Communist fears: Palmer Raids – August 1919
The house of America’s Attorney General, Mitchell Palmer, was blown up. Palmer, an ambitious man who one day wanted to be President, believed that taking an anti-Communists and anti-anarchist stand would make him popular. He said the bombing was the work of a radical element and pledged to purge it by whatever steps were necessary. Palmer thought he would find many of these radicals in the immigrant community.
He set up the General Intelligence Division within the Department of Justice, run by his assistant J Edgar Hoover. This division spied on Communists and others considered dangerous. In January 1920, Hoover’s agents and local police organised raids on Communists in 33 cities, arresting 6,000 ‘foreign radicals’ and putting them in jail without trial. They were held in filthy conditions, were beaten up and forced to sign confessions. 600 people were deported. Most had to be released due to lack of evidence. Palmer then warned of a May Day demonstration, organised police and special troops but the riot did not happen. People lost faith in him. The hysteria passed almost as suddenly as it began. The Bolshevik threat had been exaggerated.

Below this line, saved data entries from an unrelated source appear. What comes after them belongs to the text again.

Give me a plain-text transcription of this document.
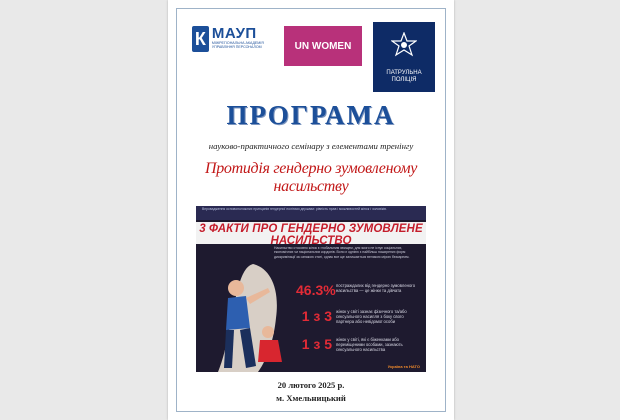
К МАУП
МІЖРЕГІОНАЛЬНА АКАДЕМІЯ УПРАВЛІННЯ ПЕРСОНАЛОМ	UN WOMEN
ПАТРУЛЬНА ПОЛІЦІЯ
ПРОГРАМА
науково-практичного семінару з елементами тренінгу
Протидія гендерно зумовленому насильству
Впровадження основоположних принципів гендерної політики держави: рівність прав і можливостей жінок і чоловіків.
3 ФАКТИ ПРО ГЕНДЕРНО ЗУМОВЛЕНЕ НАСИЛЬСТВО
Насильство стосовно жінок є глобальним явищем, для якого не існує соціальних, економічних чи національних кордонів. Воно є однією з найбільш поширених форм дискримінації за ознакою статі, однак все ще залишається великою мірою безкарним.
46.3% постраждалих від гендерно зумовленого насильства — це жінки та дівчата
1 з 3 жінок у світі зазнає фізичного та/або сексуального насилля з боку свого партнера або невідомої особи
1 з 5 жінок у світі, які є біженками або переміщеними особами, зазнають сексуального насильства
Україна та НАТО
20 лютого 2025 р.
м. Хмельницький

Most immigrants were too preoccupied with adjusting to their new environment to consider subversive political activity of any kind.
On May 5th 1920, Italian immigrants, Nicola Sacchio and Bartolomeo Vanzetti, were arrested in Massachusetts and charged with murdering two men during an armed robbery. They were anarchists, spoke no English, but were found carrying guns. Their lawyer put forward the defence that they were elsewhere when the robbery took place and claimed they were being persecuted for their well-known political beliefs. There was little concrete evidence against them. The judge in the case privately called them ‘those anarchist bastards’ and they were found guilty and sentenced to death. Many people believed that the two men were innocent and despite serious doubts and a massive worldwide campaign, they were executed in the electric chair in 1927. This shocked many people in the liberal minded north of the USA but many in rural America supported the executions. They were coming to believe that the cities were filled with ‘foreigners’ who would not adopt the American ways and were determined to overthrow the American way of life.
Did the new immigrants have any political clout?
Immigrants had little influence in the political system until they became naturalised US citizens and gained voting rights. Even then they were not all equally enthusiastic about exercising their right once granted. The immigrant population helped increase the number of Congressmen who represented states such as New York, Massachusetts, Pennsylvania, New Jersey, Illinois and Ohio but the American-born population continued to determine the Congressional and Presidential politics of their respective states.
Immigrants who became eligible to vote did not do so en bloc. They expressed party preferences in different states. In 1920, Poles tended to back Woodrow Wilson who was advocating the creation of the new nation of Poland, whereas the Italians, East Europeans, Irish and Germans did not. Therefore the immigrant vote was too divided.
At the state and local levels, party bosses understood the political potential of the new immigrants. In cities, their machines protected immigrants from hostility and urban politicians plotted to capture the immigrant vote.